From the mini-Annals of Improbable Research ("mini-AIR"). The Annals of Improbable Research is a journal devoted to humor in the sciences.
January / February, 1996 (ISSN 1076-500X)
As reported in the popular press, both the CIA and the KGB are hiring psychics. And they pay well.
If you are interested in whether or not you have paranormal powers, just sit down in a quiet corner and mentally send your name and address to Wojtek Bourbaki, AIR's resident ESP expert. If you don't receive notification from us within three days you have no powers.
In the name of national security (any nation, any form of security) and economic growth (in either direction), The Annals of Improbable Research is offering this service free of charge.
In the last issue of mini-AIR, we offered, free of charge, to test any reader who wished to know if he or she has paranormal powers. Testees were instructed to sit in a quiet corner and mentally send us their names and addresses. Alas, we had to terminate the testing program after readers in England and Israel reported a rash of bent spoons and then mentally lodged police complaints against us. We are now engaged in extra-cognitively presenting evidence to demonstrate that, whatever is bent or twisted, it is not the spoons.

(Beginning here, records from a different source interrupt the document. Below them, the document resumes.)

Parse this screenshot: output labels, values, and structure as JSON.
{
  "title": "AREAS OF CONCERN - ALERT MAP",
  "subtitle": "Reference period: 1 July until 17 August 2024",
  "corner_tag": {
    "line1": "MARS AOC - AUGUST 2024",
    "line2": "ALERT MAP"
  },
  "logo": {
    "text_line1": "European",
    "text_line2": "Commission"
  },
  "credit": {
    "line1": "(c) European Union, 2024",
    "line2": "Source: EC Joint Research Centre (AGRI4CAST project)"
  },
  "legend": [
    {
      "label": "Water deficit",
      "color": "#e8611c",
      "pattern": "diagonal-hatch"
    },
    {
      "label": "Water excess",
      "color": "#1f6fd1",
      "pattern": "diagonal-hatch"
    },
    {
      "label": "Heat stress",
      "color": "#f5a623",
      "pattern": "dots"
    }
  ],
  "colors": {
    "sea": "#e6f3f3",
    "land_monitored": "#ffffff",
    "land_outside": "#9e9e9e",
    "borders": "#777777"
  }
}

Our paranormal testing program has already had one commercial spin-off. Our engineers have developed a truly foolproof data security protocol. It is called PGP-Y -- "Pretty Good Parasychology." The mechanism is simple. You imagine that you have transmitted data to someone; that person then imagines that he has received them. Using PGP-Y, any type of information can be transmitted over the Internet with complete security. The key is that the data are transmitted high over the net -- so high that the data actually travel above the net rather than within it. The data are transmitted telepathically (and for those who distrust electronic funds, we also have a scheme for transmitting cash and gold plate telekinetically.)